Il apparaît opportun au regard de la matière d'ordonner l'exécution provisoire du jugement.

Succombant Monsieur VIOT subira les effets de l’article 700 du NCPC à hauteur de 3.000 Francs.

 

DISPOSITIF (décision proprement dite)                                                            (N.B. : mention ne figurant pas sur l’original)

[minute page 7] DÉCISION :

Le Tribunal,

Condamne Monsieur VIOT sous astreinte de 500 Francs par jour de retard à compter de la signification du jugement à supprimer des bons de garantie les clauses suivantes :

«  et sous réserve expresse que le certificat de livraison ci-contre soit retourné dans les délais à FRAC. »

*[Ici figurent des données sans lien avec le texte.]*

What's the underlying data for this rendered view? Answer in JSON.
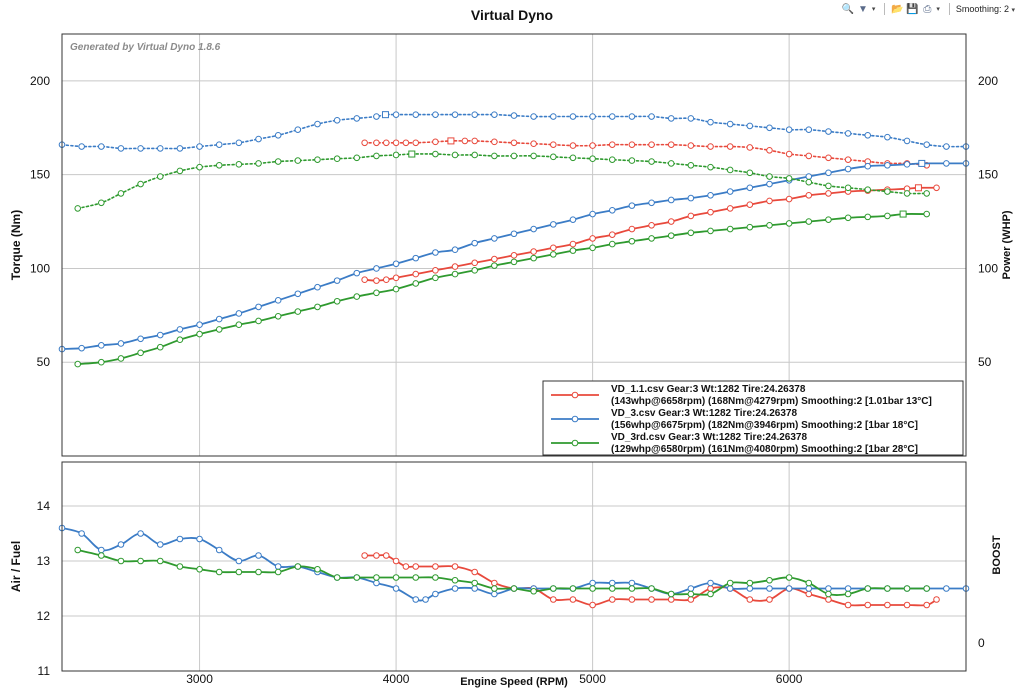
{
  "title": "Virtual Dyno",
  "toolbar": {
    "smoothing_label": "Smoothing: 2",
    "icons": [
      "zoom-icon",
      "filter-icon",
      "open-file-icon",
      "save-icon",
      "print-icon"
    ]
  },
  "watermark": "Generated by Virtual Dyno 1.8.6",
  "colors": {
    "red": "#e8493c",
    "blue": "#3b7cc6",
    "green": "#2f9a2f",
    "grid": "#c8c8c8",
    "axis": "#333333"
  },
  "chart_data": [
    {
      "id": "power-torque",
      "type": "line",
      "xlim": [
        2300,
        6900
      ],
      "ylim": [
        0,
        225
      ],
      "ylabel": "Torque (Nm)",
      "ylabel_right": "Power (WHP)",
      "x_ticks": [
        3000,
        4000,
        5000,
        6000
      ],
      "y_ticks": [
        50,
        100,
        150,
        200
      ],
      "legend_position": "bottom-right",
      "series": [
        {
          "name": "VD_1.1.csv  Gear:3  Wt:1282  Tire:24.26378",
          "summary": "(143whp@6658rpm)  (168Nm@4279rpm)  Smoothing:2  [1.01bar  13°C]",
          "color": "red",
          "torque": {
            "x": [
              3840,
              3900,
              3950,
              4000,
              4050,
              4100,
              4200,
              4279,
              4350,
              4400,
              4500,
              4600,
              4700,
              4800,
              4900,
              5000,
              5100,
              5200,
              5300,
              5400,
              5500,
              5600,
              5700,
              5800,
              5900,
              6000,
              6100,
              6200,
              6300,
              6400,
              6500,
              6600,
              6700
            ],
            "y": [
              167,
              167,
              167,
              167,
              167,
              167,
              167.5,
              168,
              168,
              168,
              167.5,
              167,
              166.5,
              166,
              165.5,
              165.5,
              166,
              166,
              166,
              166,
              165.5,
              165,
              165,
              164.5,
              163,
              161,
              160,
              159,
              158,
              157,
              156,
              156,
              155
            ]
          },
          "power": {
            "x": [
              3840,
              3900,
              3950,
              4000,
              4100,
              4200,
              4300,
              4400,
              4500,
              4600,
              4700,
              4800,
              4900,
              5000,
              5100,
              5200,
              5300,
              5400,
              5500,
              5600,
              5700,
              5800,
              5900,
              6000,
              6100,
              6200,
              6300,
              6400,
              6500,
              6600,
              6658,
              6750
            ],
            "y": [
              94,
              93.5,
              94,
              95,
              97,
              99,
              101,
              103,
              105,
              107,
              109,
              111,
              113,
              116,
              118,
              121,
              123,
              125,
              128,
              130,
              132,
              134,
              136,
              137,
              139,
              140,
              141,
              141.5,
              142,
              142.5,
              143,
              143
            ]
          },
          "afr": {
            "x": [
              3840,
              3900,
              3950,
              4000,
              4050,
              4100,
              4200,
              4300,
              4400,
              4500,
              4600,
              4700,
              4800,
              4900,
              5000,
              5100,
              5200,
              5300,
              5400,
              5500,
              5600,
              5700,
              5800,
              5900,
              6000,
              6100,
              6200,
              6300,
              6400,
              6500,
              6600,
              6700,
              6750
            ],
            "y": [
              13.1,
              13.1,
              13.1,
              13.0,
              12.9,
              12.9,
              12.9,
              12.9,
              12.8,
              12.6,
              12.5,
              12.5,
              12.3,
              12.3,
              12.2,
              12.3,
              12.3,
              12.3,
              12.3,
              12.3,
              12.5,
              12.5,
              12.3,
              12.3,
              12.5,
              12.4,
              12.3,
              12.2,
              12.2,
              12.2,
              12.2,
              12.2,
              12.3
            ]
          }
        },
        {
          "name": "VD_3.csv  Gear:3  Wt:1282  Tire:24.26378",
          "summary": "(156whp@6675rpm)  (182Nm@3946rpm)  Smoothing:2  [1bar  18°C]",
          "color": "blue",
          "torque": {
            "x": [
              2300,
              2400,
              2500,
              2600,
              2700,
              2800,
              2900,
              3000,
              3100,
              3200,
              3300,
              3400,
              3500,
              3600,
              3700,
              3800,
              3900,
              3946,
              4000,
              4100,
              4200,
              4300,
              4400,
              4500,
              4600,
              4700,
              4800,
              4900,
              5000,
              5100,
              5200,
              5300,
              5400,
              5500,
              5600,
              5700,
              5800,
              5900,
              6000,
              6100,
              6200,
              6300,
              6400,
              6500,
              6600,
              6700,
              6800,
              6900
            ],
            "y": [
              166,
              165,
              165,
              164,
              164,
              164,
              164,
              165,
              166,
              167,
              169,
              171,
              174,
              177,
              179,
              180,
              181,
              182,
              182,
              182,
              182,
              182,
              182,
              182,
              181.5,
              181,
              181,
              181,
              181,
              181,
              181,
              181,
              180,
              180,
              178,
              177,
              176,
              175,
              174,
              174,
              173,
              172,
              171,
              170,
              168,
              166,
              165,
              165
            ]
          },
          "power": {
            "x": [
              2300,
              2400,
              2500,
              2600,
              2700,
              2800,
              2900,
              3000,
              3100,
              3200,
              3300,
              3400,
              3500,
              3600,
              3700,
              3800,
              3900,
              4000,
              4100,
              4200,
              4300,
              4400,
              4500,
              4600,
              4700,
              4800,
              4900,
              5000,
              5100,
              5200,
              5300,
              5400,
              5500,
              5600,
              5700,
              5800,
              5900,
              6000,
              6100,
              6200,
              6300,
              6400,
              6500,
              6600,
              6675,
              6800,
              6900
            ],
            "y": [
              57,
              57.5,
              59,
              60,
              62.5,
              64.5,
              67.5,
              70,
              73,
              76,
              79.5,
              83,
              86.5,
              90,
              93.5,
              97.5,
              100,
              102.5,
              105.5,
              108.5,
              110,
              113.5,
              116,
              118.5,
              121,
              123.5,
              126,
              129,
              131,
              133.5,
              135,
              136.5,
              137.5,
              139,
              141,
              143,
              145,
              147,
              149,
              151,
              153,
              154.5,
              155,
              155.5,
              156,
              156,
              156
            ]
          },
          "afr": {
            "x": [
              2300,
              2400,
              2500,
              2600,
              2700,
              2800,
              2900,
              3000,
              3100,
              3200,
              3300,
              3400,
              3500,
              3600,
              3700,
              3800,
              3900,
              4000,
              4100,
              4150,
              4200,
              4300,
              4400,
              4500,
              4600,
              4700,
              4800,
              4900,
              5000,
              5100,
              5200,
              5300,
              5400,
              5500,
              5600,
              5700,
              5800,
              5900,
              6000,
              6100,
              6200,
              6300,
              6400,
              6500,
              6600,
              6700,
              6800,
              6900
            ],
            "y": [
              13.6,
              13.5,
              13.2,
              13.3,
              13.5,
              13.3,
              13.4,
              13.4,
              13.2,
              13.0,
              13.1,
              12.9,
              12.9,
              12.8,
              12.7,
              12.7,
              12.6,
              12.5,
              12.3,
              12.3,
              12.4,
              12.5,
              12.5,
              12.4,
              12.5,
              12.5,
              12.5,
              12.5,
              12.6,
              12.6,
              12.6,
              12.5,
              12.4,
              12.5,
              12.6,
              12.5,
              12.5,
              12.5,
              12.5,
              12.5,
              12.5,
              12.5,
              12.5,
              12.5,
              12.5,
              12.5,
              12.5,
              12.5
            ]
          }
        },
        {
          "name": "VD_3rd.csv  Gear:3  Wt:1282  Tire:24.26378",
          "summary": "(129whp@6580rpm)  (161Nm@4080rpm)  Smoothing:2  [1bar  28°C]",
          "color": "green",
          "torque": {
            "x": [
              2380,
              2500,
              2600,
              2700,
              2800,
              2900,
              3000,
              3100,
              3200,
              3300,
              3400,
              3500,
              3600,
              3700,
              3800,
              3900,
              4000,
              4080,
              4200,
              4300,
              4400,
              4500,
              4600,
              4700,
              4800,
              4900,
              5000,
              5100,
              5200,
              5300,
              5400,
              5500,
              5600,
              5700,
              5800,
              5900,
              6000,
              6100,
              6200,
              6300,
              6400,
              6500,
              6600,
              6700
            ],
            "y": [
              132,
              135,
              140,
              145,
              149,
              152,
              154,
              155,
              155.5,
              156,
              157,
              157.5,
              158,
              158.5,
              159,
              160,
              160.5,
              161,
              161,
              160.5,
              160.5,
              160,
              160,
              160,
              159.5,
              159,
              158.5,
              158,
              157.5,
              157,
              156,
              155,
              154,
              152.5,
              151,
              149,
              148,
              146,
              144,
              143,
              142,
              141,
              140,
              140
            ]
          },
          "power": {
            "x": [
              2380,
              2500,
              2600,
              2700,
              2800,
              2900,
              3000,
              3100,
              3200,
              3300,
              3400,
              3500,
              3600,
              3700,
              3800,
              3900,
              4000,
              4100,
              4200,
              4300,
              4400,
              4500,
              4600,
              4700,
              4800,
              4900,
              5000,
              5100,
              5200,
              5300,
              5400,
              5500,
              5600,
              5700,
              5800,
              5900,
              6000,
              6100,
              6200,
              6300,
              6400,
              6500,
              6580,
              6700
            ],
            "y": [
              49,
              50,
              52,
              55,
              58,
              62,
              65,
              67.5,
              70,
              72,
              74.5,
              77,
              79.5,
              82.5,
              85,
              87,
              89,
              92,
              95,
              97,
              99,
              101.5,
              103.5,
              105.5,
              107.5,
              109.5,
              111,
              113,
              114.5,
              116,
              117.5,
              119,
              120,
              121,
              122,
              123,
              124,
              125,
              126,
              127,
              127.5,
              128,
              129,
              129
            ]
          },
          "afr": {
            "x": [
              2380,
              2500,
              2600,
              2700,
              2800,
              2900,
              3000,
              3100,
              3200,
              3300,
              3400,
              3500,
              3600,
              3700,
              3800,
              3900,
              4000,
              4100,
              4200,
              4300,
              4400,
              4500,
              4600,
              4700,
              4800,
              4900,
              5000,
              5100,
              5200,
              5300,
              5400,
              5500,
              5600,
              5700,
              5800,
              5900,
              6000,
              6100,
              6200,
              6300,
              6400,
              6500,
              6600,
              6700
            ],
            "y": [
              13.2,
              13.1,
              13.0,
              13.0,
              13.0,
              12.9,
              12.85,
              12.8,
              12.8,
              12.8,
              12.8,
              12.9,
              12.85,
              12.7,
              12.7,
              12.7,
              12.7,
              12.7,
              12.7,
              12.65,
              12.6,
              12.5,
              12.5,
              12.45,
              12.5,
              12.5,
              12.5,
              12.5,
              12.5,
              12.5,
              12.4,
              12.4,
              12.4,
              12.6,
              12.6,
              12.65,
              12.7,
              12.6,
              12.4,
              12.4,
              12.5,
              12.5,
              12.5,
              12.5
            ]
          }
        }
      ]
    },
    {
      "id": "air-fuel",
      "type": "line",
      "xlim": [
        2300,
        6900
      ],
      "ylim": [
        11,
        14.8
      ],
      "xlabel": "Engine Speed (RPM)",
      "ylabel": "Air / Fuel",
      "ylabel_right": "BOOST",
      "x_ticks": [
        3000,
        4000,
        5000,
        6000
      ],
      "y_ticks": [
        11,
        12,
        13,
        14
      ],
      "right_ticks": [
        0
      ]
    }
  ]
}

« Pendant toute la durée de cette garantie, les établissements FRAC échangent ou remettent gratuitement en état les pièces défectueuses ».

« Pour être assuré contre le risque d’accident au tiers, l’acheteur devra prendre une assurance complémentaire auprès de la compagnie qui assure le véhicule tracteur. »

« Les remarques transformées ou utilisées anormalement pendant leur garantie ».

Condamne Monsieur VIOT à verser à l’AFOC la somme de 5.000 francs à titre de dommages et intérêts.

Ordonne l'exécution provisoire du jugement.

Condamne Monsieur VIOT à verser à l'AFOC la somme de 3.000 Francs au titre des frais irrépétibles.

Condamne Monsieur VIOT aux dépens.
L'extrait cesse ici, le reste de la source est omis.